Contemporary classical music is often – a culture – sub-culture is really more accurate – that consists mostly of people who want to criticise more than celebrate, and in which assessments of value and importance are made in exactly the opposite way to that which they are made in the (most of) the rest of the musical world. It’s a topsy-turvy never-never land in which the ugly is the beautiful – and not in a good way – in which musical communication, conceived as the active transmission of sonic-semantic phenomena to as great a number of people as possible, is frowned upon (you can only ‘get’ this music if you’re clever enough, if you’re part of the club), and in which if you enjoy yourself, you ain’t doing it right.

Tom Service comes the the same concluding question as David T. Little in his piece for the New York Times:

Is it enough to write music that ultimately will probably only ever be accessed by a tiny minority of new music nerds, as opposed to even attempting to communicate with a wider public, and having a genuine chance of changing people’s minds or influencing their approach to the world?

His analysis reads exactly like the one of Frank Hentschel for the German new music scene:

The essential problem is that the musical gestures of thousands of ‘modernist’ orchestral or ensemble pieces is that their voice of protest does not carry any expressive power in and of itself. In fact, the idiom of the abrasively dissonant and fractured orchestral instrumentarium has become a cliché. It hasn’t been ‘new’ for about 60 years, in fact. So instead of cutting through or resisting received opinions or modes of production, this kind of approach to orchestral composition actually shores them up. There is nothing more predictable than the angular unpredictability of a modernist orchestral work – either when it’s played at a contemporary music festival in Donaueschingen or Huddersfield, or a London Symphony Orchestra subscription concert.

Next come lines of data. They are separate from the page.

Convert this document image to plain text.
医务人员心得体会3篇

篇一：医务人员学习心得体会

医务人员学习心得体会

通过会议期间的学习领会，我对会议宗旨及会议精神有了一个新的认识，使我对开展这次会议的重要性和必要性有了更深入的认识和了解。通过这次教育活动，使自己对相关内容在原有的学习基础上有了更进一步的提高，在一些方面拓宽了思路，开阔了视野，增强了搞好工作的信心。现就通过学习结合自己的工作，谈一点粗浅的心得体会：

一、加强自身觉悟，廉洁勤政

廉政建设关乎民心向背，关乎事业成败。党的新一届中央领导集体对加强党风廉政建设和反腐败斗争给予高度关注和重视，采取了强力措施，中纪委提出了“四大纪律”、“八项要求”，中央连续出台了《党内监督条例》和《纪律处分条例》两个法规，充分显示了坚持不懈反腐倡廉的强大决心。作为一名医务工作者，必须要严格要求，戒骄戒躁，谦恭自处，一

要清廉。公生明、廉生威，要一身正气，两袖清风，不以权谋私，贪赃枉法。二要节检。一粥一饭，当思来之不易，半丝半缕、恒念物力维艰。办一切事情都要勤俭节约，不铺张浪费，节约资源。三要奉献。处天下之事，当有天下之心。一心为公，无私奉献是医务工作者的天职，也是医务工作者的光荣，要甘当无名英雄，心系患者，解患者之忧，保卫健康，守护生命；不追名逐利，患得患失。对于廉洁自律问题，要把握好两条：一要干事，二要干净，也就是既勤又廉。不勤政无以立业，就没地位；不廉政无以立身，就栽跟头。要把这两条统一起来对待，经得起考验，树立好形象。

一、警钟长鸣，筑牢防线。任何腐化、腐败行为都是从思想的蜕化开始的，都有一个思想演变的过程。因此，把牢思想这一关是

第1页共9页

Tom Service’s solution, if one can talk about a solution to the problem, is that the composers have to overcome their fear of the world: “being unafraid of going it alone, of setting up their own ensembles, finding their own audiences, outside the institutions and the stylistic languages and mannerisms of contemporary music that have ossified around them.” His role model is the minimal music scene of New York in the early 70s, Reich and Glass, their own ensembles and their own audiences building around them far away from the contemporary music scene of that time. I hope such initiatives will thrive, although I doubt that we still have new musical terrains waiting to be discovered as it was the case in the historical situation in New York at that time. The field of music has been fragmented into such little pieces and islands that it is nowadays very hard to find land that is as fresh and full of fruits waiting to be harvested as it was with minimalism at that particular time. Nonetheless, there is still great new music coming from this hermetic scene, be it political or not. Some of my favorites of the recent years would be the superb Streichquartett Nr. 3 of Beat Furrer, or Benedict Mason’s “felt | ebb | thus | brink | here | array | telling“, a concert installation which broke the performance conventions of the contemporary music scene and was one of my all time favorite sonic experiences, or Georg Friedrich Haas’ piece “natures mortes”, which I heard in Donaueschingen once and which catched me after hearing hours of new music mannerism:


PS.: Some more reads about where new music is leading to: Alex Ross wrote a piece for the Guardian “Why do we hate modern classical music?“. David Stubbs book “Fear of Music, Why People Get Rothko But Don’t Get Stockhausen” asked some similar questions but mostly failed to come up with a concise answer.